Green Light by Julian Stanczak, 1973, 60x60

His art was featured at 180 exhibitions, and may be found in 77 museums and private collections. Awards include a doctorate honoris causa from Case Western Reserve University. The year 2013-2014 is dedicated to Stanczak celebrations by the Akron Museum of Art in Cleveland, the Museum of Art, the Cleveland Institute of Art, and the Kelvin Smith Library of Case Western Reserve University.

Mirrored by Julian Stanczak (1971)

For further details see: Stanczak’s art in his own words:

 “My primary interest is color—the energy of the different wavelengths of light and their juxtapositions. The primary drive of colors is to give birth to light. But light always changes; it is evasive. I use the energy of this flux because it offers me great plasticity of action on the canvas. To capture the metamorphoses—the continuous changing of form and circumstance—is the eternal challenge and, when achieved, it offers a sense of totality, order, and repose. Color is abstract, universal—yet personal and private in experience.”

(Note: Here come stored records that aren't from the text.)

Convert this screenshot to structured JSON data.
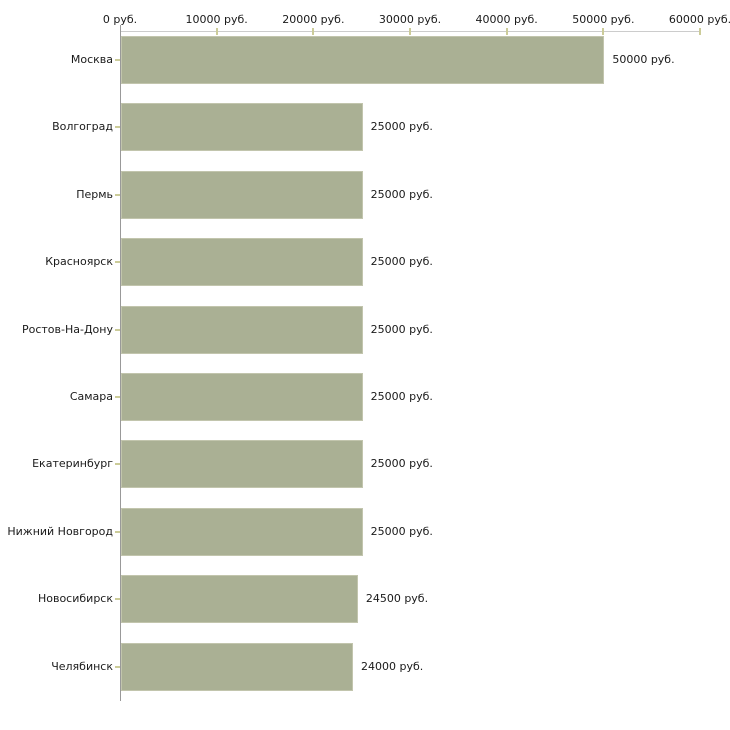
{
  "chart_data": {
    "type": "bar",
    "orientation": "horizontal",
    "title": "",
    "xlabel": "",
    "ylabel": "",
    "xlim": [
      0,
      60000
    ],
    "grid": false,
    "legend": "none",
    "categories": [
      "Москва",
      "Волгоград",
      "Пермь",
      "Красноярск",
      "Ростов-На-Дону",
      "Самара",
      "Екатеринбург",
      "Нижний Новгород",
      "Новосибирск",
      "Челябинск"
    ],
    "values": [
      50000,
      25000,
      25000,
      25000,
      25000,
      25000,
      25000,
      25000,
      24500,
      24000
    ],
    "value_labels": [
      "50000 руб.",
      "25000 руб.",
      "25000 руб.",
      "25000 руб.",
      "25000 руб.",
      "25000 руб.",
      "25000 руб.",
      "25000 руб.",
      "24500 руб.",
      "24000 руб."
    ],
    "x_ticks": [
      {
        "value": 0,
        "label": "0 руб."
      },
      {
        "value": 10000,
        "label": "10000 руб."
      },
      {
        "value": 20000,
        "label": "20000 руб."
      },
      {
        "value": 30000,
        "label": "30000 руб."
      },
      {
        "value": 40000,
        "label": "40000 руб."
      },
      {
        "value": 50000,
        "label": "50000 руб."
      },
      {
        "value": 60000,
        "label": "60000 руб."
      }
    ],
    "colors": {
      "bar_fill": "#aab094",
      "bar_border": "#c2c5ad",
      "axis_line": "#cccccc",
      "tick_mark": "#cccc99",
      "yaxis_line": "#999999",
      "text": "#1a1a1a",
      "background": "#ffffff"
    }
  }
}
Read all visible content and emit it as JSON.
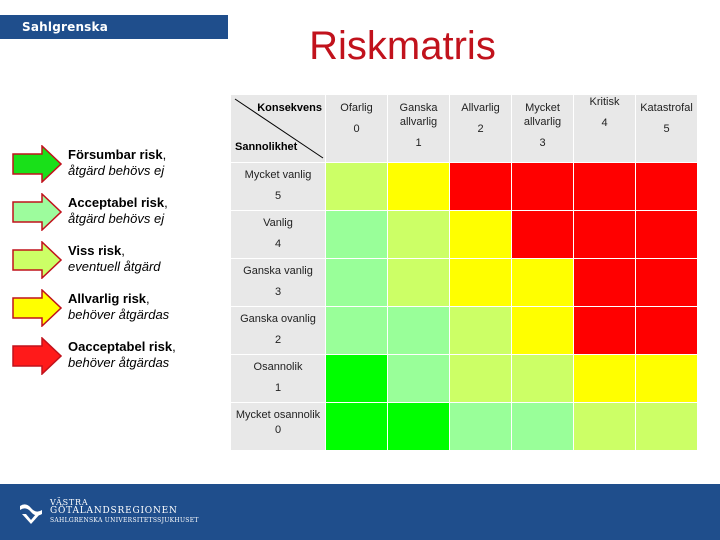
{
  "header": {
    "hospital": "Sahlgrenska Universitetssjukhuset",
    "title": "Riskmatris"
  },
  "legend": [
    {
      "strong": "Försumbar risk",
      "comma": ",",
      "note": "åtgärd behövs ej",
      "color": "#19e019"
    },
    {
      "strong": "Acceptabel risk",
      "comma": ",",
      "note": "åtgärd behövs ej",
      "color": "#9dfc9d"
    },
    {
      "strong": "Viss risk",
      "comma": ",",
      "note": "eventuell åtgärd",
      "color": "#ccff66"
    },
    {
      "strong": "Allvarlig risk",
      "comma": ",",
      "note": "behöver åtgärdas",
      "color": "#ffff00"
    },
    {
      "strong": "Oacceptabel risk",
      "comma": ",",
      "note": "behöver åtgärdas",
      "color": "#ff1a1a"
    }
  ],
  "matrix": {
    "konsekvens_label": "Konsekvens",
    "sannolikhet_label": "Sannolikhet",
    "columns": [
      {
        "label": "Ofarlig",
        "value": "0"
      },
      {
        "label": "Ganska allvarlig",
        "value": "1"
      },
      {
        "label": "Allvarlig",
        "value": "2"
      },
      {
        "label": "Mycket allvarlig",
        "value": "3"
      },
      {
        "label": "Kritisk",
        "value": "4"
      },
      {
        "label": "Katastrofal",
        "value": "5"
      }
    ],
    "rows": [
      {
        "label": "Mycket vanlig",
        "value": "5",
        "cells": [
          "#ccff66",
          "#ffff00",
          "#ff0000",
          "#ff0000",
          "#ff0000",
          "#ff0000"
        ]
      },
      {
        "label": "Vanlig",
        "value": "4",
        "cells": [
          "#99ff99",
          "#ccff66",
          "#ffff00",
          "#ff0000",
          "#ff0000",
          "#ff0000"
        ]
      },
      {
        "label": "Ganska vanlig",
        "value": "3",
        "cells": [
          "#99ff99",
          "#ccff66",
          "#ffff00",
          "#ffff00",
          "#ff0000",
          "#ff0000"
        ]
      },
      {
        "label": "Ganska ovanlig",
        "value": "2",
        "cells": [
          "#99ff99",
          "#99ff99",
          "#ccff66",
          "#ffff00",
          "#ff0000",
          "#ff0000"
        ]
      },
      {
        "label": "Osannolik",
        "value": "1",
        "cells": [
          "#00ff00",
          "#99ff99",
          "#ccff66",
          "#ccff66",
          "#ffff00",
          "#ffff00"
        ]
      },
      {
        "label": "Mycket osannolik",
        "value": "0",
        "cells": [
          "#00ff00",
          "#00ff00",
          "#99ff99",
          "#99ff99",
          "#ccff66",
          "#ccff66"
        ]
      }
    ]
  },
  "footer": {
    "line1": "VÄSTRA",
    "line2": "GÖTALANDSREGIONEN",
    "line3": "SAHLGRENSKA UNIVERSITETSSJUKHUSET"
  }
}
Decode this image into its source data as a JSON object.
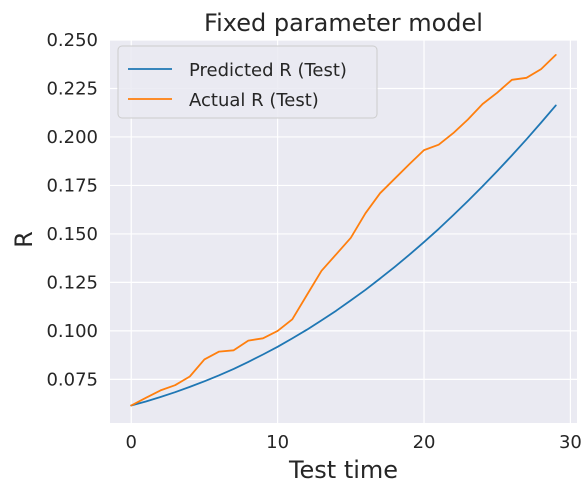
{
  "chart_data": {
    "type": "line",
    "title": "Fixed parameter model",
    "xlabel": "Test time",
    "ylabel": "R",
    "xlim": [
      -1.45,
      30.45
    ],
    "ylim": [
      0.0525,
      0.25
    ],
    "x_ticks": [
      0,
      10,
      20,
      30
    ],
    "y_ticks": [
      0.075,
      0.1,
      0.125,
      0.15,
      0.175,
      0.2,
      0.225,
      0.25
    ],
    "grid": true,
    "legend_position": "top-left",
    "series": [
      {
        "name": "Predicted R (Test)",
        "color": "#1f77b4",
        "x": [
          0,
          1,
          2,
          3,
          4,
          5,
          6,
          7,
          8,
          9,
          10,
          11,
          12,
          13,
          14,
          15,
          16,
          17,
          18,
          19,
          20,
          21,
          22,
          23,
          24,
          25,
          26,
          27,
          28,
          29
        ],
        "y": [
          0.0615,
          0.0636,
          0.0659,
          0.0684,
          0.0711,
          0.074,
          0.0771,
          0.0804,
          0.084,
          0.0878,
          0.0918,
          0.0961,
          0.1006,
          0.1054,
          0.1104,
          0.1157,
          0.1212,
          0.127,
          0.133,
          0.1393,
          0.1458,
          0.1526,
          0.1597,
          0.167,
          0.1746,
          0.1824,
          0.1905,
          0.1988,
          0.2074,
          0.2163
        ]
      },
      {
        "name": "Actual R (Test)",
        "color": "#ff7f0e",
        "x": [
          0,
          1,
          2,
          3,
          4,
          5,
          6,
          7,
          8,
          9,
          10,
          11,
          12,
          13,
          14,
          15,
          16,
          17,
          18,
          19,
          20,
          21,
          22,
          23,
          24,
          25,
          26,
          27,
          28,
          29
        ],
        "y": [
          0.0615,
          0.0655,
          0.0693,
          0.072,
          0.0765,
          0.0853,
          0.0893,
          0.09,
          0.095,
          0.0962,
          0.1,
          0.106,
          0.1185,
          0.131,
          0.1395,
          0.148,
          0.1607,
          0.171,
          0.1785,
          0.186,
          0.1932,
          0.196,
          0.202,
          0.209,
          0.217,
          0.2228,
          0.2295,
          0.2305,
          0.235,
          0.2423
        ]
      }
    ]
  },
  "colors": {
    "plot_background": "#eaeaf2",
    "grid": "#ffffff",
    "text": "#262626"
  }
}
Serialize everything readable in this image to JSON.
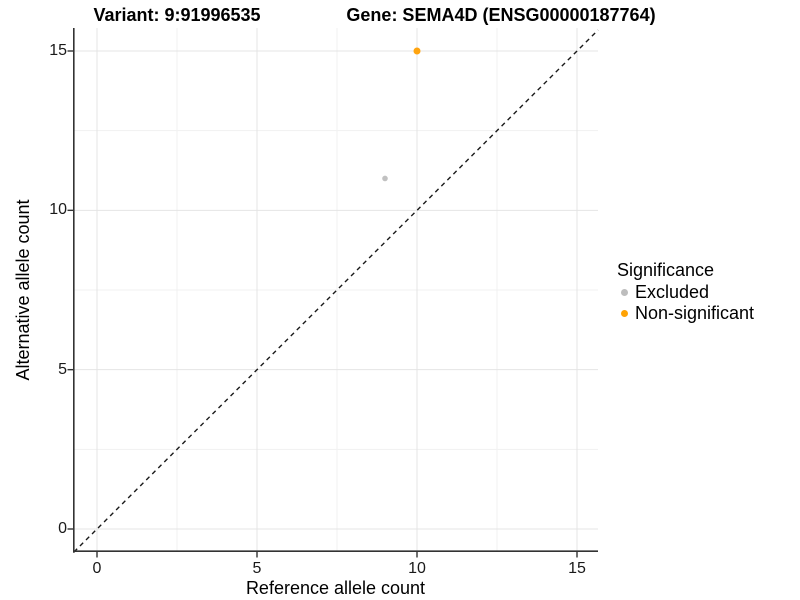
{
  "titles": {
    "variant": "Variant: 9:91996535",
    "gene": "Gene: SEMA4D (ENSG00000187764)"
  },
  "chart_data": {
    "type": "scatter",
    "title": "Variant: 9:91996535 | Gene: SEMA4D (ENSG00000187764)",
    "xlabel": "Reference allele count",
    "ylabel": "Alternative allele count",
    "xlim": [
      -0.75,
      15.66
    ],
    "ylim": [
      -0.72,
      15.72
    ],
    "x_ticks": [
      0,
      5,
      10,
      15
    ],
    "y_ticks": [
      0,
      5,
      10,
      15
    ],
    "x_minor_ticks": [
      2.5,
      7.5,
      12.5
    ],
    "y_minor_ticks": [
      2.5,
      7.5,
      12.5
    ],
    "grid": "major+minor",
    "background": "#ffffff",
    "identity_line": {
      "type": "y=x",
      "style": "dashed",
      "color": "#1a1a1a"
    },
    "points": [
      {
        "x": 9,
        "y": 11,
        "significance": "Excluded",
        "color": "#c1c1c1",
        "radius": 2.8
      },
      {
        "x": 10,
        "y": 15,
        "significance": "Non-significant",
        "color": "#ffa40f",
        "radius": 3.5
      }
    ],
    "legend": {
      "title": "Significance",
      "position": "right",
      "entries": [
        {
          "label": "Excluded",
          "color": "#bdbdbd"
        },
        {
          "label": "Non-significant",
          "color": "#ffa305"
        }
      ]
    }
  }
}
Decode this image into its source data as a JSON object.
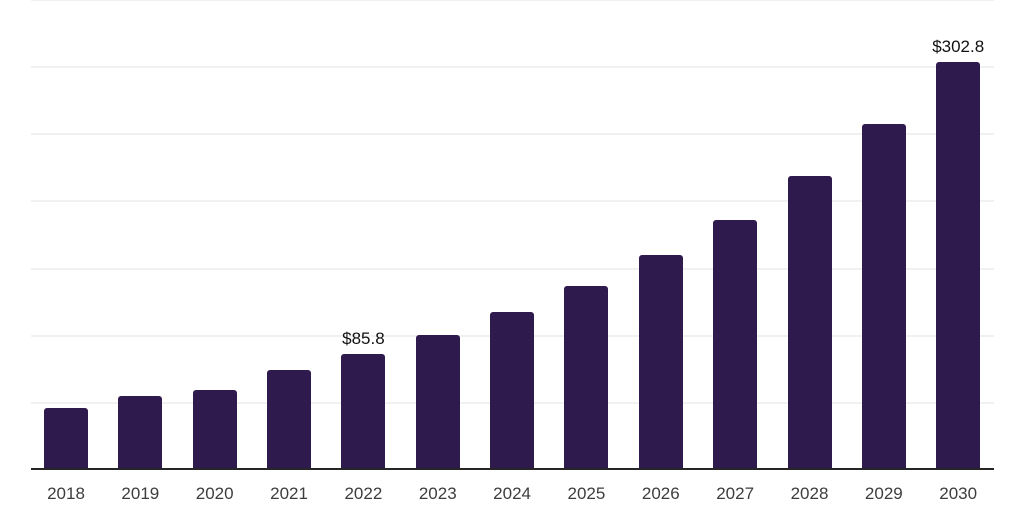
{
  "chart_data": {
    "type": "bar",
    "title": "",
    "xlabel": "",
    "ylabel": "",
    "categories": [
      "2018",
      "2019",
      "2020",
      "2021",
      "2022",
      "2023",
      "2024",
      "2025",
      "2026",
      "2027",
      "2028",
      "2029",
      "2030"
    ],
    "values": [
      45.7,
      54.4,
      58.7,
      73.8,
      85.8,
      99.9,
      116.9,
      136.0,
      159.1,
      185.7,
      218.3,
      256.8,
      302.8
    ],
    "value_labels": [
      "",
      "",
      "",
      "",
      "$85.8",
      "",
      "",
      "",
      "",
      "",
      "",
      "",
      "$302.8"
    ],
    "ylim": [
      0,
      350
    ],
    "gridline_step": 50,
    "grid": "horizontal",
    "legend": "none",
    "colors": {
      "bar": "#2f1a4e",
      "axis": "#262626",
      "gridline": "#f1f1f1",
      "tick_label": "#3d3d3d",
      "value_label": "#111111",
      "background": "#ffffff"
    }
  }
}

   Floating Green by Julian Stanczak, 1974-75, 28x28

       “I try to melt geometry down and make it sing.”  “In the beginning, geometry seemed brutal to me. When I first used it, it was as if I was removing personal responses and emotion, and I missed the connection to Nature and to life… Gradually I found that in a clear and clean environment, I could give my colors the emotive element without direct references to Nature… Yet even in my current work, I am still torn between emotion and Nature—fluency and geometry. When people ask me, ‘What are you painting?’ I might say, ‘Sunsets!’ … “I do not believe that one finds art in the object, but that one finds art within oneself by being confronted with an object of motivation. I do not cater to any public wish. Yet, we create for others, not for ourselves, because we want to share the experience of life!”

"Proportional Mixing," 2011, acrylic on board,
 30 panels of 16x16 inches each (84x101 inches overall)

Julian Stanczak gave PAHA permission to use his modern, elegant paintings in PAHA’s PR materials, such as the postcard about our journal, the Polish American Studies  and a tri-fold flyer about PAHA's goals, and projects. We are truly grateful for this generosity of an extraordinary artist. Below are two panels used in PAHA's material with permission of the artist.

Structural Cadmium Red and Structural Cobalt by Julian Stanczak, 2012, 24x24.